The means-of-perseverance view is also superior to the loss-of-heavenly-rewards view because it makes better sense of the language used in the warnings, particularly how the consequences are explained. As I noted above, while the means-of-perseverance view agrees that salvation cannot be lost, it also agrees that these warnings are addressed to Christians. However, it disagrees that these warnings are merely about the loss of heavenly rewards because such an interpretation does not do justice to the language of the warnings which clearly indicate that the author is referring to eternal judgment.

Finally, the means-of-perseverance view is superior to the hypothetical warning view because it better understands the nature and function of warnings. In truth, a hypothetical warning is no warning at all.

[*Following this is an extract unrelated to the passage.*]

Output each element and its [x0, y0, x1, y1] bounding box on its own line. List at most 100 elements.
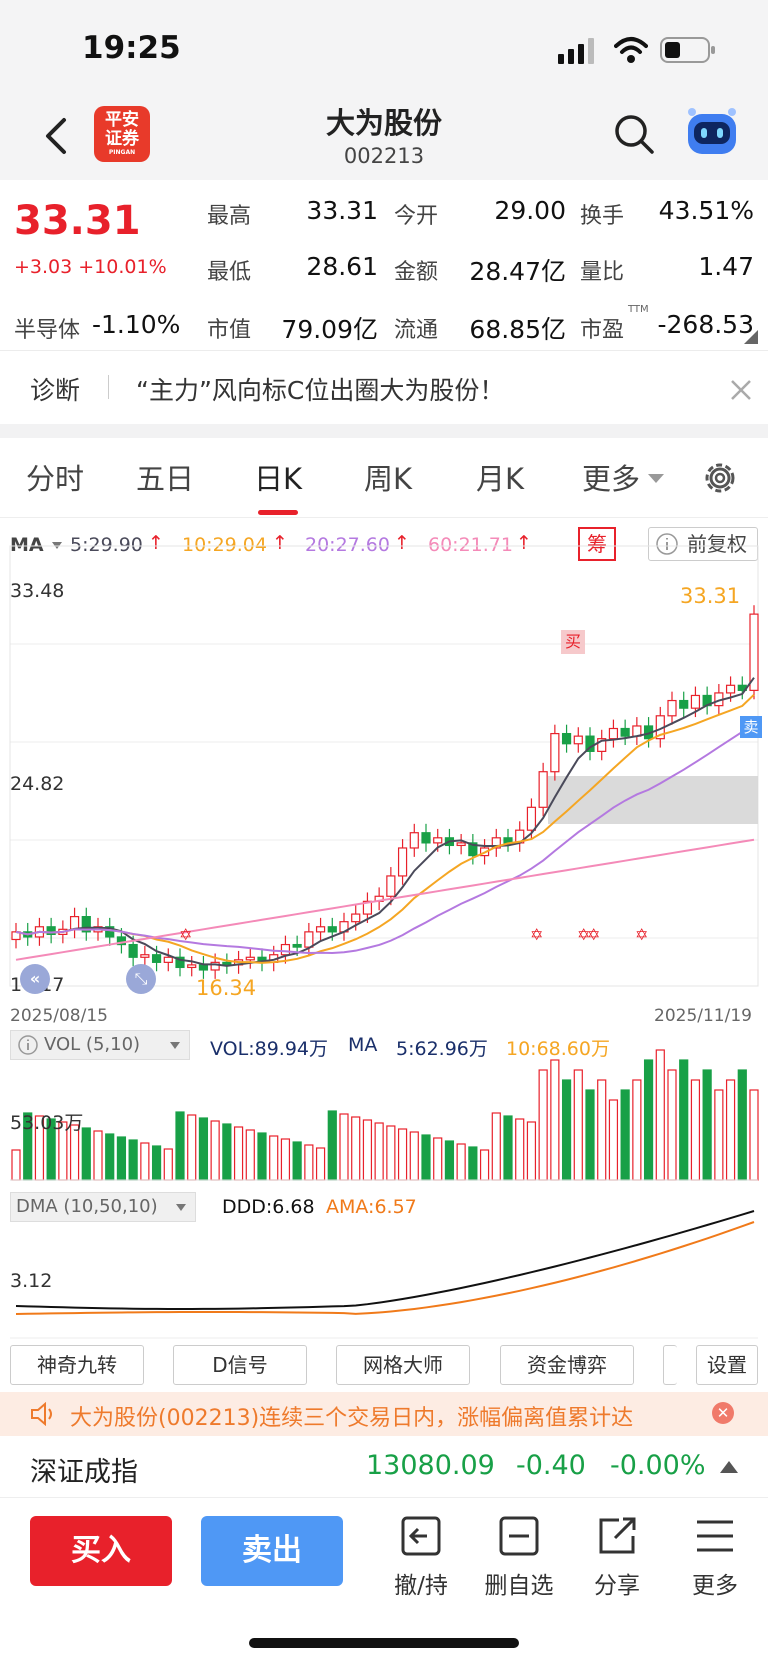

For warnings to have their desired effect—namely, to protect people from experiencing harm—the warnings must present a genuine connection between the condition (if you do this) and the consequence (then this will happen). The means-of-salvation view says that Christians must receive these warnings with utter seriousness. When we do, we are protected from the consequence of eternal judgment. Thus, the warnings protect the faith of the believer and enable them to persevere to the end.

In the next article, I will discuss how this dynamic of taking the warnings seriously relates to the doctrine of eternal security and our enjoyment of assurance.


NOTES

1 See Thomas R. Schreiner and Ardel B. Caneday, The Race Set Before Us: A Biblical Theology of Perseverance and Assurance (Downers Grove, IL: IVP, 2001), 29-34.